Thursday at 5:00 pm there will be a meeting of the Little Mothers Club. All ladies wishing to be “Little Mothers” will meet with the Pastor in his study.

Yeah, thought so…
Don’t over-use adjectives to embellish or color things.

The blurb on the back of your book is usually the most important thing of interest to people. It’s the “sales copy.”  Most won’t buy your book if the back isn’t riveting.

Your writing should usually be grammatically correct. Sometimes the exception to the rule works — but usually it doesn’t!

A  paragraph usually contains one thought/subject.

A paragraph usually includes three or more sentences.

Powerful paragraphs can have fewer sentences.

A short paragraph of less than three sentences is often used as a first paragraph in a piece. The first paragraph is your “hook,” your clincher. If  it doesn’t grab hold of your readers, they’ll slip away unless the piece is required reading — and then it can be a real drag. So take good care of your readers. Don’t write anything you wouldn’t love to read yourself. It’s in your telling of a tale where the magic appears… or disappears!

It takes special skill to use less than three sentences in a paragraph effectively.

Put the theme or topic sentence somewhere other than in the lead sentence in a paragraph to make it more interesting.

Your article, essay, etc. can have three or more paragraphs on the same topic.

Make it enjoyable to read. Make sure the tense, the person or persons (singular or plural) remain the same throughout the entire paragraph. (Don’t start out talking about ‘we’ and then end up talking about ‘I’.)

There are no rules on how many paragraphs to a story.


This is the #1 culprit of abuse in writing, so I’m repeating the rules here. 

Use a semi-colon where a period would work. A semi-colon links two complete sentences that express, in sequence, a connecting thought pattern.  The two halves of the sentences could stand alone but, for effect, they are often joined with a semi-colon.

Use a comma if there is a closer connection, but when you do, add a conjunction.

Also use a semi-colon before  transition words: however, therefore, but, etc.

Semi-colons help guide your readers’ thoughts. A semi-colon connects two sentences.

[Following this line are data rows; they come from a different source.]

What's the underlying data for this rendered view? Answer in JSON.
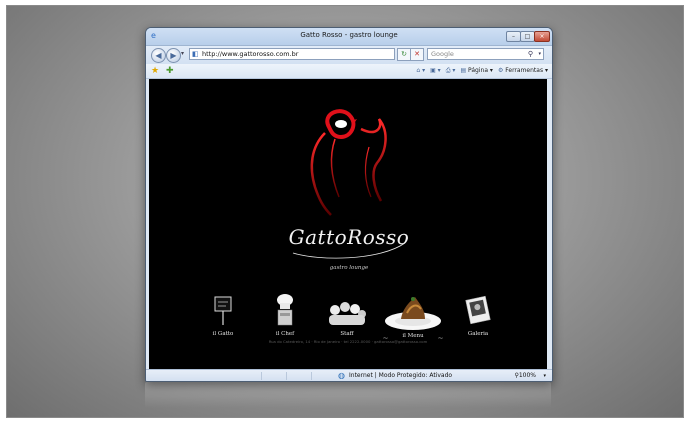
{
  "window": {
    "title": "Gatto Rosso - gastro lounge"
  },
  "address_bar": {
    "url": "http://www.gattorosso.com.br"
  },
  "search": {
    "placeholder": "Google"
  },
  "command_bar": {
    "page_label": "Página",
    "tools_label": "Ferramentas"
  },
  "site": {
    "brand": "GattoRosso",
    "tagline": "gastro lounge",
    "menu": [
      {
        "label": "il Gatto"
      },
      {
        "label": "il Chef"
      },
      {
        "label": "Staff"
      },
      {
        "label": "il Menu"
      },
      {
        "label": "Galeria"
      }
    ],
    "footer": "Rua do Catedreiro, 14 · Rio de Janeiro · tel 2222-0000 · gattorosso@gattorosso.com"
  },
  "status_bar": {
    "zone": "Internet | Modo Protegido: Ativado",
    "zoom": "100%"
  },
  "colors": {
    "accent_red": "#d0121a",
    "page_bg": "#000000",
    "chrome": "#dfe9f5"
  },
  "icons": [
    "ie-icon",
    "back-icon",
    "forward-icon",
    "refresh-icon",
    "stop-icon",
    "search-icon",
    "favorites-star-icon",
    "add-favorites-icon",
    "home-icon",
    "feeds-icon",
    "print-icon",
    "page-icon",
    "tools-icon",
    "globe-icon",
    "zoom-icon"
  ]
}
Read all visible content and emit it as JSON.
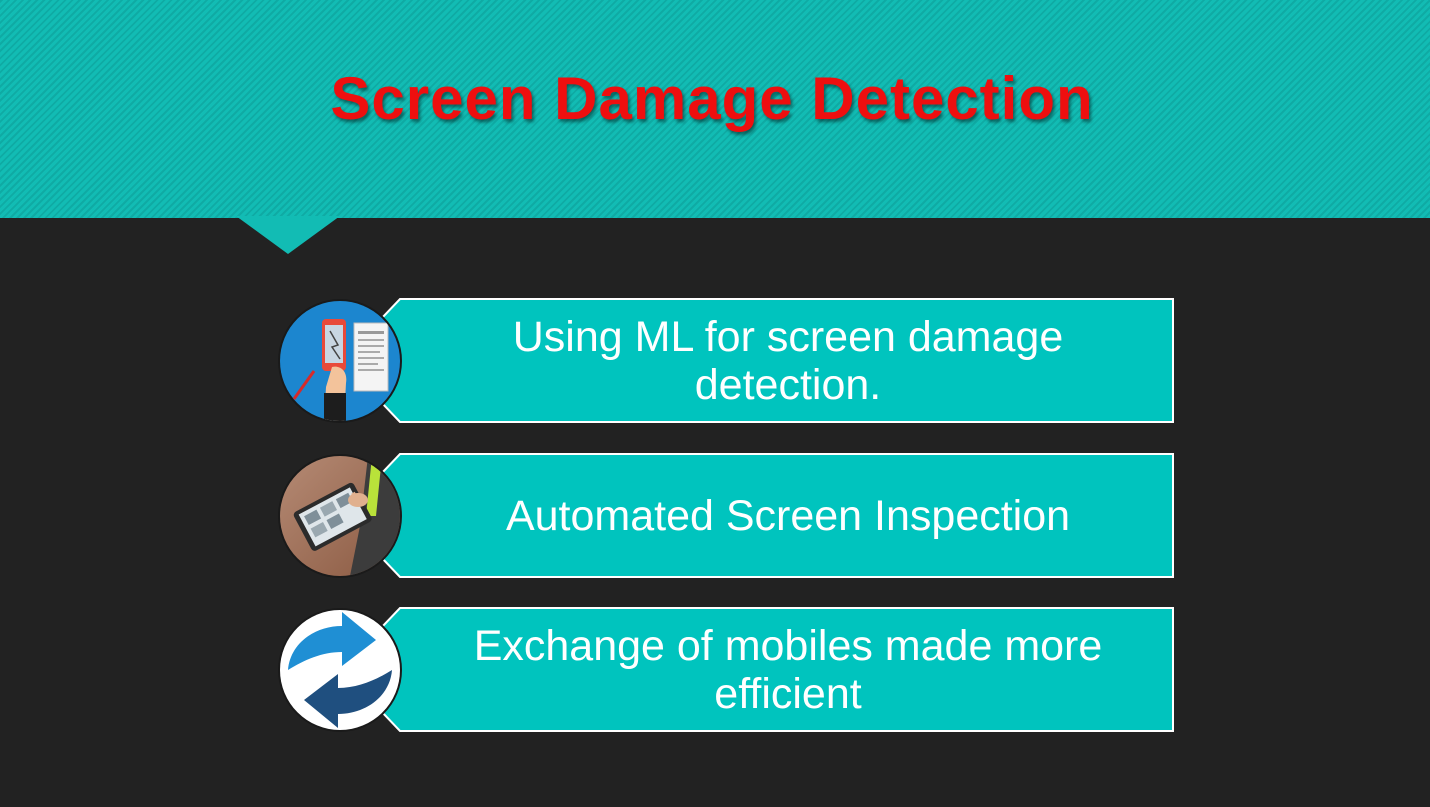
{
  "slide": {
    "title": "Screen Damage Detection",
    "colors": {
      "background": "#222222",
      "header": "#12bcb4",
      "box": "#00c4be",
      "title": "#ee0f0f",
      "box_text": "#ffffff"
    }
  },
  "items": [
    {
      "text": "Using ML for screen damage detection.",
      "icon": "phone-damage-report-icon"
    },
    {
      "text": "Automated Screen Inspection",
      "icon": "tablet-inspection-photo-icon"
    },
    {
      "text": "Exchange of mobiles made more efficient",
      "icon": "exchange-arrows-icon"
    }
  ]
}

Example: “A warm rain began to fall; the children took off their shoes.”  (Same meaning as, “Because a warm rain began to fall, the children took off their shoes” or “The children took off their shoes because a warm rain began to fall.”)

 Variety of thoughts

How long should a sentence be?

Break up run-on sentences. Variety is the spice of life.

Sometimes breaking the rules adds “punch” but you really have to know what you’re doing to make that happen.

Parts of Speech

Noun            name of person, place, thing, idea. It is the who or what of a sentence. (shoe, tree, dog, Sally, etc.)

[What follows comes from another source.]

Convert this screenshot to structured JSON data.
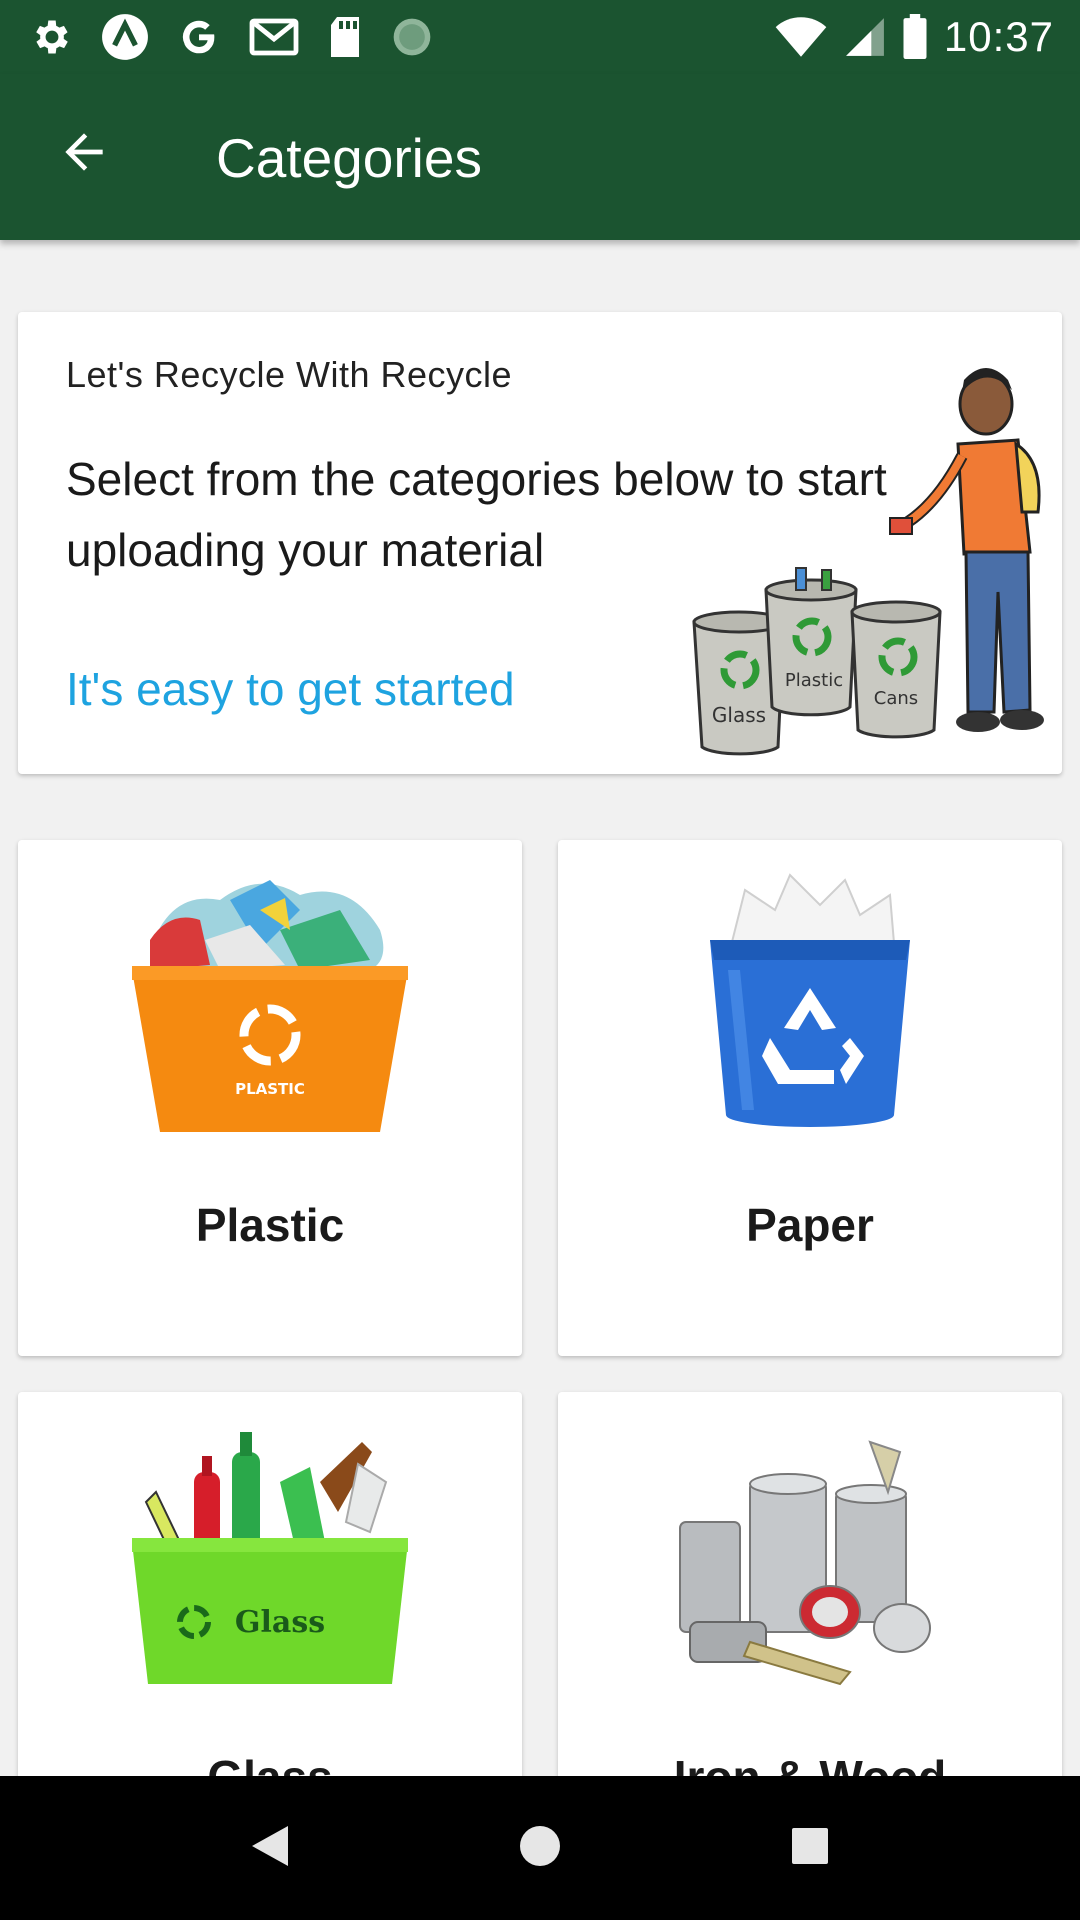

Verb             action or being word (all forms of to be)

                        The noun and verb are the backbone of every sentence.

Pronoun       takes the place of a noun (Pastor/he, Pastor/his, Mother/her, Sister/she, your, they, etc.)    Some work as the subject, some work as the predicate.

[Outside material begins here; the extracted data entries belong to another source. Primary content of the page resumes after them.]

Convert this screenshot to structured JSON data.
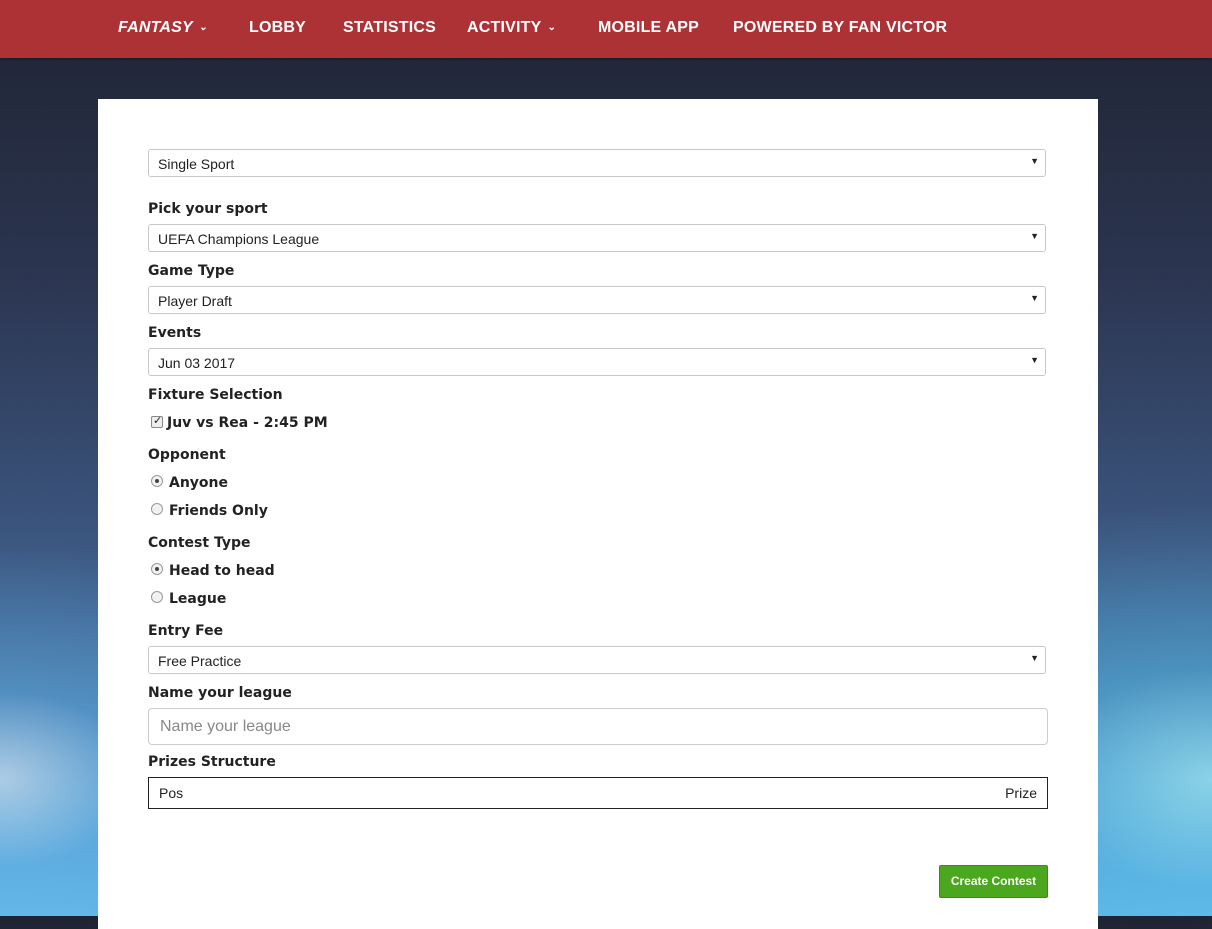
{
  "nav": {
    "fantasy": "FANTASY",
    "lobby": "LOBBY",
    "statistics": "STATISTICS",
    "activity": "ACTIVITY",
    "mobile_app": "MOBILE APP",
    "powered_by": "POWERED BY FAN VICTOR"
  },
  "form": {
    "mode_select": "Single Sport",
    "sport_label": "Pick your sport",
    "sport_value": "UEFA Champions League",
    "game_type_label": "Game Type",
    "game_type_value": "Player Draft",
    "events_label": "Events",
    "events_value": "Jun 03 2017",
    "fixture_label": "Fixture Selection",
    "fixture_item": "Juv vs Rea - 2:45 PM",
    "opponent_label": "Opponent",
    "opponent_anyone": "Anyone",
    "opponent_friends": "Friends Only",
    "contest_type_label": "Contest Type",
    "contest_h2h": "Head to head",
    "contest_league": "League",
    "entry_fee_label": "Entry Fee",
    "entry_fee_value": "Free Practice",
    "league_name_label": "Name your league",
    "league_name_placeholder": "Name your league",
    "league_name_value": "",
    "prizes_label": "Prizes Structure",
    "prizes_pos": "Pos",
    "prizes_prize": "Prize",
    "create_button": "Create Contest"
  },
  "colors": {
    "topbar": "#ad3236",
    "create_button": "#4aa71e"
  }
}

Adjective    describes noun or pronoun. Use sparingly, don’t overuse it.

Adverb         modifies the verb — how or how many?

Preposition  a position word (in, around, over, beside, under, etc.). It “never” appears alone (except in copywriting) and is always part of a phrase thats ends with a noun or pronoun.

Conjunction   connecting words (and, but, etc.)

Interjection   worthless word inserted into a sentence. Interjections are almost always followed by an exclamation mark (Oh, no! Yes! Gee! Goodness!). They aren’t used much.

Article           a, an, the

Expletive: “&*%$!!!”  Profane, vulgar language. Not used much (please!) except in R-rated and X-rated action-adventure movies!

Commas    The rule — use as few as you can get away with!   The use of commas depends on what you want to convey.

 Agreement of person   One horse, it runs. Two horses, they run.

If subject is in present tense, be sure verb is, too.

Now, check over your present piece and see if it all complies with the above.